2424 - While this was always planned out as a pad site, Dutch Bros Coffee opened here as a pad site in late 2021 as part of a rapid expansion in town and in the rest of the state.
So that's it...that's my story of one of the most nostalgic -to me- shopping centers in this area, as this stretch tended to be my stomping grounds growing up. I hope you enjoyed it. This post featured extensive updates in 2013, 2014, July of 2015 and July of 2016. In April 2019 some new additions were made. In August 2020, another wide-scale update of the page was done.
1. Gordon Wilhelm (I believe he was a manager at Firestone) established Brazos Valley Automotive in 2005. According to him, "We decided we were going to open the business. Shoot straight, be honest with people, our integrity was important to us, we had it over at Firestone".

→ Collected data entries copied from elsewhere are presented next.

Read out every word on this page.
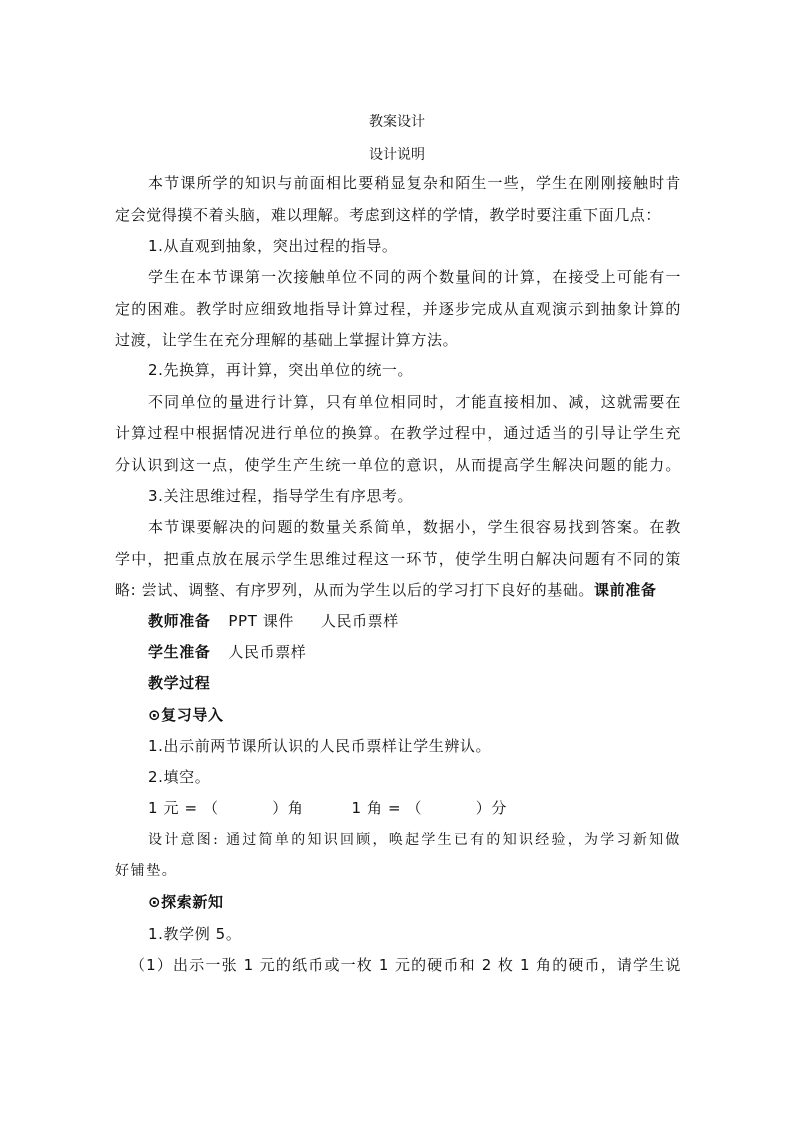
教案设计
设计说明
本节课所学的知识与前面相比要稍显复杂和陌生一些，学生在刚刚接触时肯
定会觉得摸不着头脑，难以理解。考虑到这样的学情，教学时要注重下面几点：
1.从直观到抽象，突出过程的指导。
学生在本节课第一次接触单位不同的两个数量间的计算，在接受上可能有一
定的困难。教学时应细致地指导计算过程，并逐步完成从直观演示到抽象计算的
过渡，让学生在充分理解的基础上掌握计算方法。
2.先换算，再计算，突出单位的统一。
不同单位的量进行计算，只有单位相同时，才能直接相加、减，这就需要在
计算过程中根据情况进行单位的换算。在教学过程中，通过适当的引导让学生充
分认识到这一点，使学生产生统一单位的意识，从而提高学生解决问题的能力。
3.关注思维过程，指导学生有序思考。
本节课要解决的问题的数量关系简单，数据小，学生很容易找到答案。在教
学中，把重点放在展示学生思维过程这一环节，使学生明白解决问题有不同的策
略: 尝试、调整、有序罗列，从而为学生以后的学习打下良好的基础。课前准备
教师准备 PPT 课件     人民币票样
学生准备 人民币票样
教学过程
⊙复习导入
1.出示前两节课所认识的人民币票样让学生辨认。
2.填空。
1 元 = （          ）角	1 角 = （          ）分
设计意图: 通过简单的知识回顾，唤起学生已有的知识经验，为学习新知做
好铺垫。
⊙探索新知
1.教学例 5。
（1）出示一张 1 元的纸币或一枚 1 元的硬币和 2 枚 1 角的硬币，请学生说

2. Pack & Mail also had a Bryan location.
3. Chuck E. Cheese's 1984 bankruptcy was closely tied to the failure of Atari and the video game crash. It originated under Atari Inc., and was bought by Nolan Bushnell in 1978 (founder of both companies). In 1985, Chuck E. Cheese's was purchased by rival knockoff company ShowBiz Pizza Place, which later became CEC Entertainment.
UPDATE 02-04-2021: Made another update to account for a new Popeyes, as well as adding Advance America's opening, and Le Macaron. A few other changes were made.
UPDATE 04-22-2021: A rewrite of the post-TG&Y tenants was done, including the mention of MJDesigns, more info on Amber's, and more accurate dates on King Dollar and Harbor Freight Tools. Removed tag [2000s].
UPDATE 07-14-2025: The post has received a new update by going over the center again, with most entries being rewritten for clarity or new information including adding new footnotes. More former tenants have been added with a few new tags being added or added back.